- Created by: BBC World News
- Presented by: Chloe Tilley Ros Atkins (until 2013) Nuala McGovern (relief) Lucy Hockings (relief)
- Country of origin: United Kingdom
- Original language: English

Production
- Producers: Simon Peeks Richard Pollins Charlie Humphreys
- Production locations: Studio B, Broadcasting House, London
- Running time: 60 minutes

Original release
- Network: BBC World News
- Release: February 2011 – June 2017

Related
- BBC World News BBC World News America Newsday GMT Impact The Hub Global Focus on Africa World News Today Business Edition World Business Report

= World Have Your Say =

World Have Your Say (WHYS) is an international BBC global discussion show, that was broadcast on BBC World Service every weekday at 16:00 UTC and on BBC World News every Friday at 15:00 UTC.

World Have Your Say won Gold in the 2008 Sony Radio Awards, in the category Listener Participation.

The show described itself as "the BBC News programme where you set the agenda." Typically each edition addressed a question, or number of questions, raised by the users of its blog and Facebook site, as well as emailers to the BBC.

It encouraged callers to talk to each other and directed questions asked by listeners to the guests on the programme, intervening as little as possible to keep the show more of a conversation than a talk show.

The show also occasionally worked as a forum for the BBC World Service's global audience to put questions to a particular guest. Previous guests included Aung San Suu Kyi, Philip Pullman and Thilo Sarrazin.

==History==

The BBC World Service launched the programme in October 2005, featuring Anu Anand and Steve Richards as presenters and Mark Sandell as editor. Ros Atkins replaced Richards in early 2006 as the main presenter.

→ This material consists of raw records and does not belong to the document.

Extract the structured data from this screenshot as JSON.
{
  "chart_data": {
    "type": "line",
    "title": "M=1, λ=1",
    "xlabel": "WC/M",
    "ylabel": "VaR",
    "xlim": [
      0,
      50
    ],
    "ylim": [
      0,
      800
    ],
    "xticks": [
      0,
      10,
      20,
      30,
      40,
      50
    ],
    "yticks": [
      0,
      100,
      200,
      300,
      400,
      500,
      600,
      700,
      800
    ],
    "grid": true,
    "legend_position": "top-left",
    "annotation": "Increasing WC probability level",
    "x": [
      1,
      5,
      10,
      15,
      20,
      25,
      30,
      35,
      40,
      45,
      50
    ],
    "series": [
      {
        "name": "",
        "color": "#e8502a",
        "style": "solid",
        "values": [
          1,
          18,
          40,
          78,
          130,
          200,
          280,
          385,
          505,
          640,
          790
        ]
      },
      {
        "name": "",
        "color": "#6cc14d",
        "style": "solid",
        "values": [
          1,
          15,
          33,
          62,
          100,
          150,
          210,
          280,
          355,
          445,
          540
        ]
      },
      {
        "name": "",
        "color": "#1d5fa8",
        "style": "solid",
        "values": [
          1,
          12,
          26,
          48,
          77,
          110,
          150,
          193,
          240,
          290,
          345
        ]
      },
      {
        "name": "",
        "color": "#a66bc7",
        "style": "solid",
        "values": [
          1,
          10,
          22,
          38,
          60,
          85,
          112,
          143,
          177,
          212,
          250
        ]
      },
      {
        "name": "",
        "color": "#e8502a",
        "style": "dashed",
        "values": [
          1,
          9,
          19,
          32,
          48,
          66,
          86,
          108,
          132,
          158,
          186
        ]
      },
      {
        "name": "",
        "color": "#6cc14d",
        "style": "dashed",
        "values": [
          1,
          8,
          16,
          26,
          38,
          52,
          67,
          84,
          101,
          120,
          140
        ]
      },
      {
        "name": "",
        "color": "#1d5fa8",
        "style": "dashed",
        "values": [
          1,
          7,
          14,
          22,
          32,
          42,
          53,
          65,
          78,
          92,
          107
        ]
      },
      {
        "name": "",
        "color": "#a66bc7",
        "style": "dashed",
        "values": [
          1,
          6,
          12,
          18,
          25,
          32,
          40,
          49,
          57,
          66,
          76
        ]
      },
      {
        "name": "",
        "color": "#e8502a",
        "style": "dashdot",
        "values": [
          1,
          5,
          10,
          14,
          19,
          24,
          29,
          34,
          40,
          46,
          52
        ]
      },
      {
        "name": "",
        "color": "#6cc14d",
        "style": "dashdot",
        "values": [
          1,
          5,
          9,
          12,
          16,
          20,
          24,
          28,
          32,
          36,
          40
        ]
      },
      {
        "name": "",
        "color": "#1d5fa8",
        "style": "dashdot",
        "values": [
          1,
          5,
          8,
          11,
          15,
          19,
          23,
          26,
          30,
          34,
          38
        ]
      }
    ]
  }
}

Since February 2011 the programme had a weekly television edition on BBC World News on Fridays produced by the same production team.

Topics for discussions were set by listeners, who could email the show prior to it going on air each day, or even call into the studio office. Some of the comments left on the WHYS blog and Facebook site, together with emails, Tweets and SMS text messages, were read on the air. Callers from all over the world were the key part of the programme by calling in and debating the daily topic.

On occasion, the show would leave the studio and go on the road, to discuss subjects from a particular country but often with a global impact. For example, in 2011, they went to Berlin to discuss the legacy of Nazism in Germany, Jakarta to talk about revolution in a Muslim country, and Bangkok to talk about sex tourism.

Most of the time, the topics for the days' show were offered by e-mail. Some stories were suggested by a single person, others by the number of people wanting to talk about it. Increasingly, use was made of the programme's Facebook site as a source of comment on news stories. Sometimes, these were stories from the listeners' point of view. In fact, some of the reporting of current events for the show was done by real world people, most with no journalism experience.

===Television===

BBC World News began presenting a version of the programme in 2011 with Ros Atkins as the presenter. The programme, presented on Fridays at 15:00 GMT, encouraged viewer discussion on some of the top stories from the week. Occasionally, correspondents and high-profile individuals close to the issue at hand would join in the conversation. Similarly to the version on radio, the programme heavily utilised social media; especially Twitter and Facebook.

As of late 2013, Chloe Tilley played a more active role as a presenter.